The fault lies in consumption and narcissism. Consumers want newer, better, faster. They want to be the most hip, with it, up-to-date so they can be "better" than their friends, neighbors and coworkers. Consumers want instant gratification, not small talk in the elevator or over the bank counter. Get me more faster so I can get on with earning more so I can afford all the gadgets. Consumers voluntarily submit so much data to their computers - their steps, heartbeats, communications, the time to turn on the lights and heater before reaching home, that the mind reels.
And consumers are narcissists. They think everyone wants their information, wants to know what they do every minute of every day, because they think they really are that important. How else do you explain most of the use of Facebook (certain professors excepted, of course), Twitter, Instagram, etc.? Consumers think their 486 "friends" really want to know that Blanche from Golden Girls is their 90s TV alter ego so they willingly participate in myriad data collecting activities daily.
If we stopped the voluntary submission of such excessive and irrelevant pieces of data, the big bad corporations wouldn't create more machines to collect said data.

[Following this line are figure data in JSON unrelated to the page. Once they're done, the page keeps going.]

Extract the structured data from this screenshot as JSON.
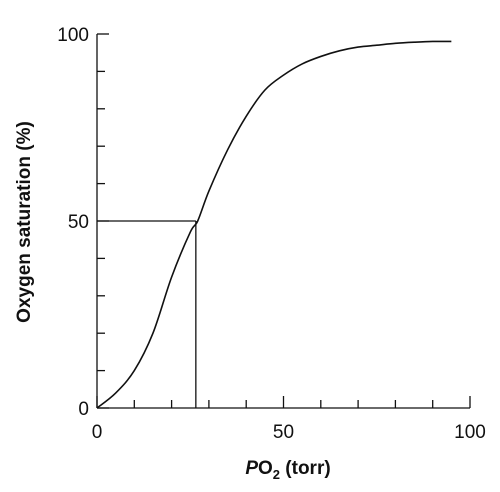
{
  "chart_data": {
    "type": "line",
    "xlabel": {
      "symbol": "P",
      "main": "O",
      "subscript": "2",
      "unit": " (torr)"
    },
    "ylabel": "Oxygen saturation (%)",
    "xlim": [
      0,
      100
    ],
    "ylim": [
      0,
      100
    ],
    "x_ticks": [
      0,
      50,
      100
    ],
    "y_ticks": [
      0,
      50,
      100
    ],
    "x_minor_step": 10,
    "y_minor_step": 10,
    "grid": false,
    "series": [
      {
        "x": [
          0,
          5,
          10,
          15,
          20,
          25,
          27,
          30,
          35,
          40,
          45,
          50,
          55,
          60,
          65,
          70,
          75,
          80,
          85,
          90,
          95
        ],
        "y": [
          0,
          4,
          10,
          20,
          35,
          47,
          50,
          58,
          69,
          78,
          85,
          89,
          92,
          94,
          95.5,
          96.5,
          97,
          97.5,
          97.8,
          98,
          98
        ]
      }
    ],
    "annotations": {
      "p50_x": 26.5,
      "p50_y": 50
    }
  }
}
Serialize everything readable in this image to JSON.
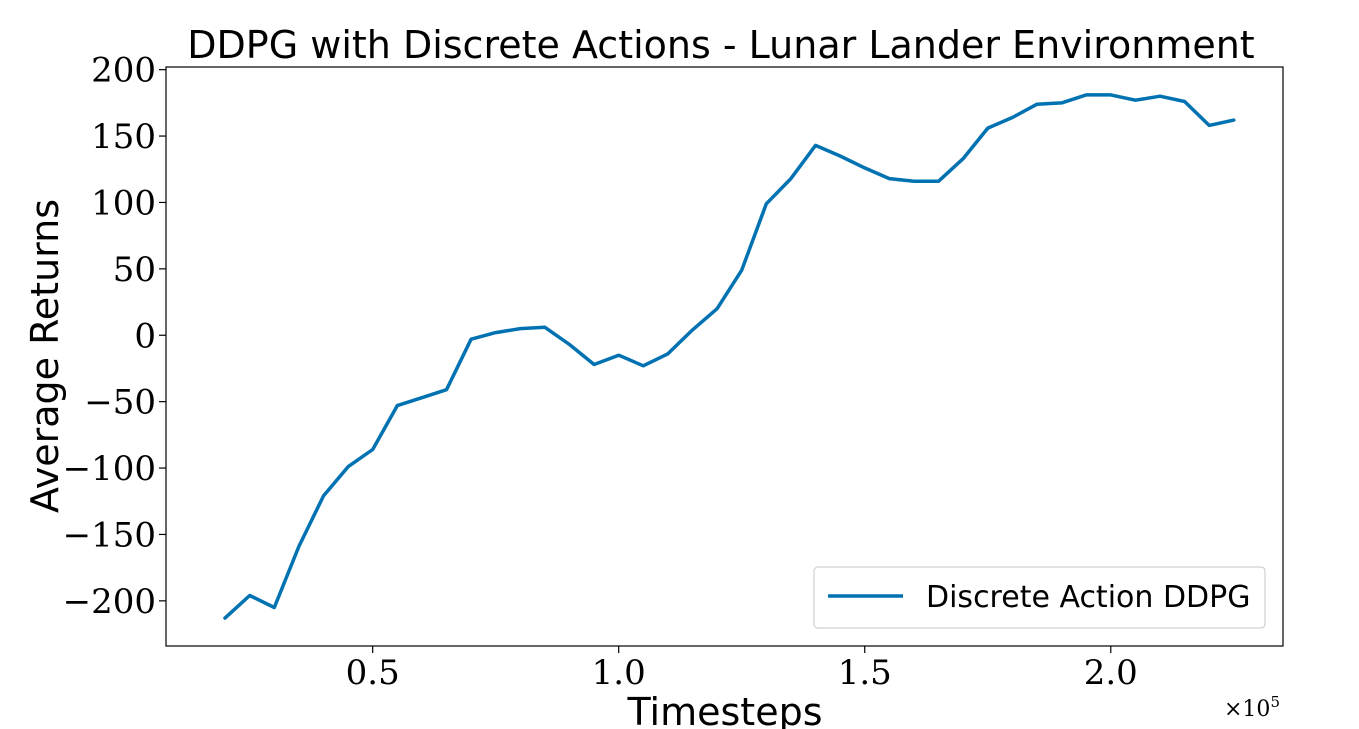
{
  "chart_data": {
    "type": "line",
    "title": "DDPG with Discrete Actions - Lunar Lander Environment",
    "xlabel": "Timesteps",
    "ylabel": "Average Returns",
    "x_multiplier": {
      "base": "×10",
      "exponent": "5"
    },
    "xlim": [
      0.08,
      2.35
    ],
    "ylim": [
      -234,
      202
    ],
    "x_ticks": [
      0.5,
      1.0,
      1.5,
      2.0
    ],
    "x_tick_labels": [
      "0.5",
      "1.0",
      "1.5",
      "2.0"
    ],
    "y_ticks": [
      200,
      150,
      100,
      50,
      0,
      -50,
      -100,
      -150,
      -200
    ],
    "y_tick_labels": [
      "200",
      "150",
      "100",
      "50",
      "0",
      "−50",
      "−100",
      "−150",
      "−200"
    ],
    "grid": false,
    "legend_position": "bottom-right",
    "series": [
      {
        "name": "Discrete Action DDPG",
        "color": "#0072b2",
        "x": [
          0.2,
          0.25,
          0.3,
          0.35,
          0.4,
          0.45,
          0.5,
          0.55,
          0.6,
          0.65,
          0.7,
          0.75,
          0.8,
          0.85,
          0.9,
          0.95,
          1.0,
          1.05,
          1.1,
          1.15,
          1.2,
          1.25,
          1.3,
          1.35,
          1.4,
          1.45,
          1.5,
          1.55,
          1.6,
          1.65,
          1.7,
          1.75,
          1.8,
          1.85,
          1.9,
          1.95,
          2.0,
          2.05,
          2.1,
          2.15,
          2.2,
          2.25
        ],
        "y": [
          -213,
          -196,
          -205,
          -159,
          -121,
          -99,
          -86,
          -53,
          -47,
          -41,
          -3,
          2,
          5,
          6,
          -7,
          -22,
          -15,
          -23,
          -14,
          4,
          20,
          49,
          99,
          118,
          143,
          135,
          126,
          118,
          116,
          116,
          133,
          156,
          164,
          174,
          175,
          181,
          181,
          177,
          180,
          176,
          158,
          162
        ]
      }
    ]
  }
}
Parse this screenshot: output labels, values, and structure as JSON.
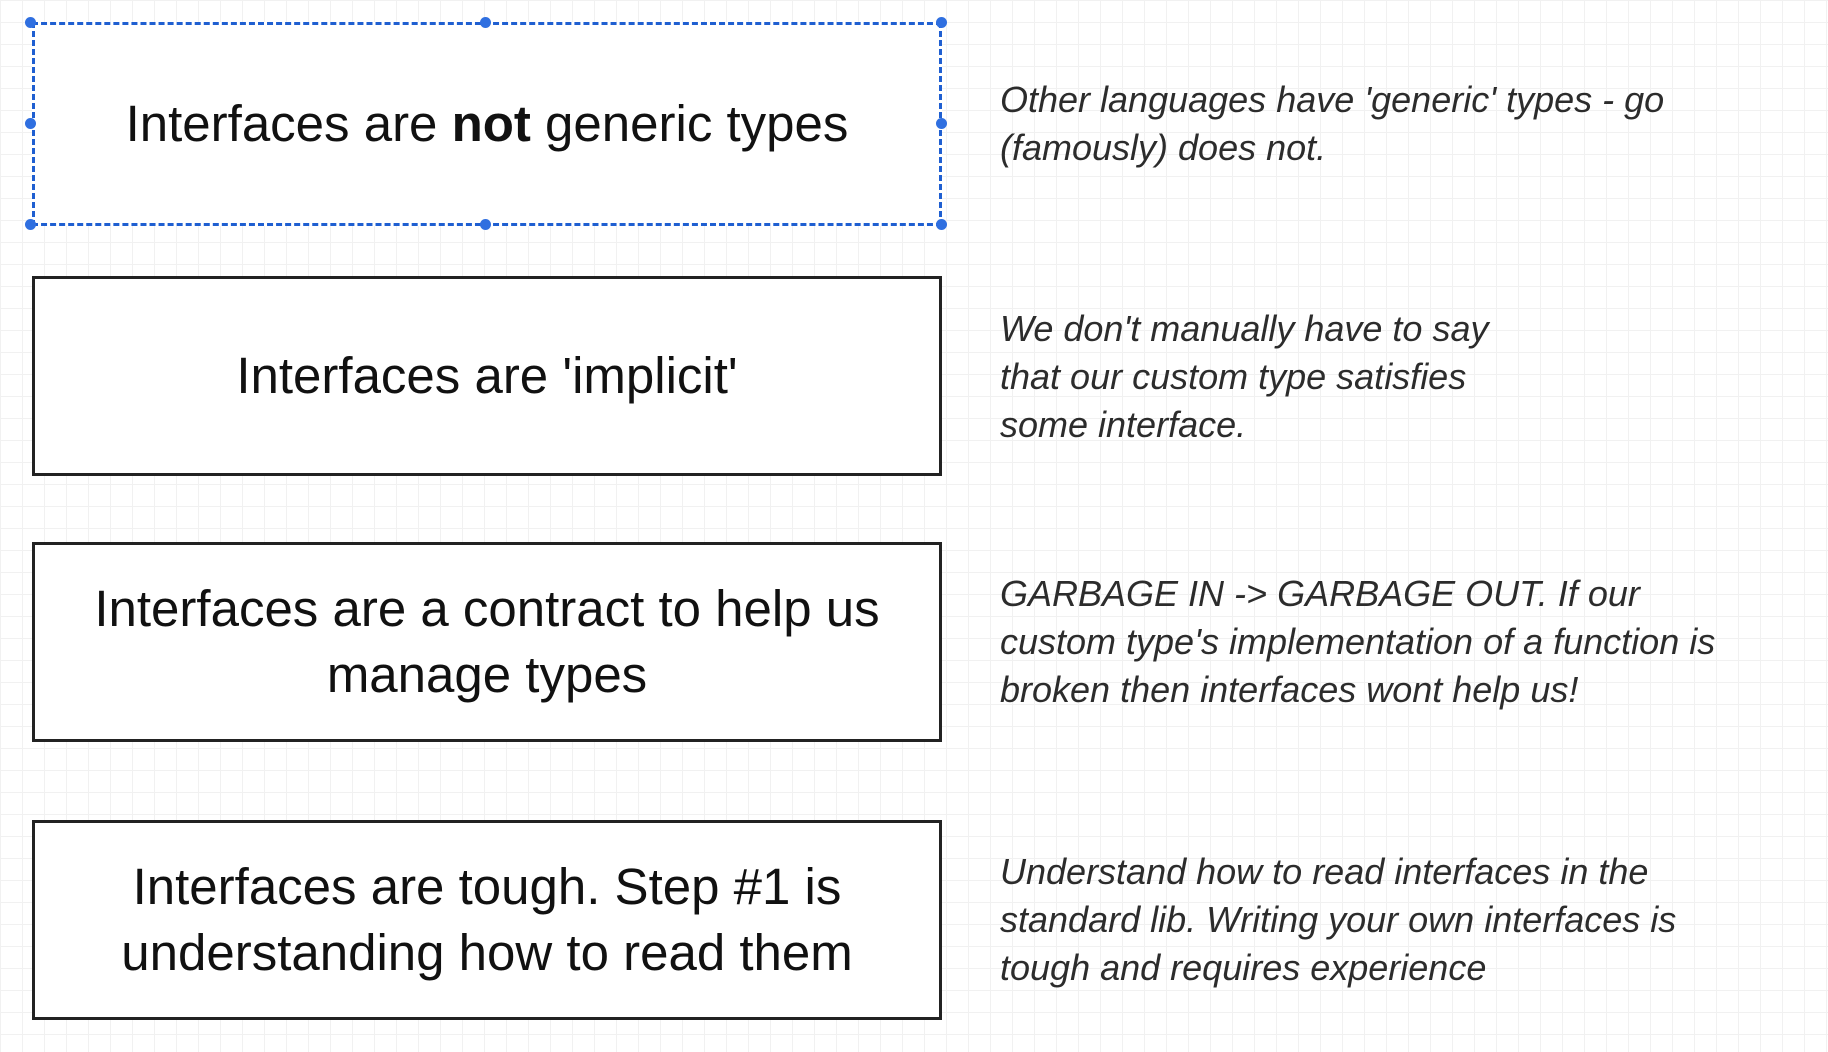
{
  "rows": [
    {
      "box": {
        "before": "Interfaces are ",
        "bold": "not",
        "after": " generic types"
      },
      "note": "Other languages have 'generic' types - go\n(famously) does not.",
      "selected": true
    },
    {
      "box": {
        "text": "Interfaces are 'implicit'"
      },
      "note": "We don't manually have to say\nthat our custom type satisfies\nsome interface."
    },
    {
      "box": {
        "text": "Interfaces are a contract to help us\nmanage types"
      },
      "note": "GARBAGE IN -> GARBAGE OUT.  If our\ncustom type's implementation of a function is\nbroken then interfaces wont help us!"
    },
    {
      "box": {
        "text": "Interfaces are tough.  Step #1 is\nunderstanding how to read them"
      },
      "note": "Understand how to read interfaces in the\nstandard lib.  Writing your own interfaces is\ntough and requires experience"
    }
  ],
  "colors": {
    "selection": "#2f6fe0",
    "border": "#222222",
    "text": "#111111",
    "note_text": "#2c2c2c"
  }
}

I agree that real communication is not in danger, though it is certainly changing. Of my four children, exactly none of them would prefer a phone call to checking store data online. All of them would prefer to communicate via text rather than a phone call. Thankfully my archaic phone doesn't have emojis, so we are forced to use punctuation marks to express emotion. Despite ample evidence to the contrary from me, they see little value in face to face communication. I have to hope and pray they will outgrow this as they move out of the student world into the real world.
So we shall have to soldier on in our efforts to be countercultural, holding on to our old-fashioned ways of reading, writing and speaking real words with all their letters present. I accept my own challenge. Anyone else?
I agree with everything, except one thing. Before I get to that one thing ...
Yes, it amuses me to no end when I find that people have hundreds of "friends" on Facebook. Seriously, do they even know the last names of all those friends? And then they seem to love participating in the stupid things like find out who is their alter ego, without pausing for a moment to think about how all those are nothing but data-collecting "fun" things ...
All those data do make them machines smarter. That is where I disagree with you. When I write machines, I don't refer to physical machines that we interact with everyday. I almost always refer to algorithms. The algorithms are getting immensely smarter everyday and we have ample indisputable evidence on that.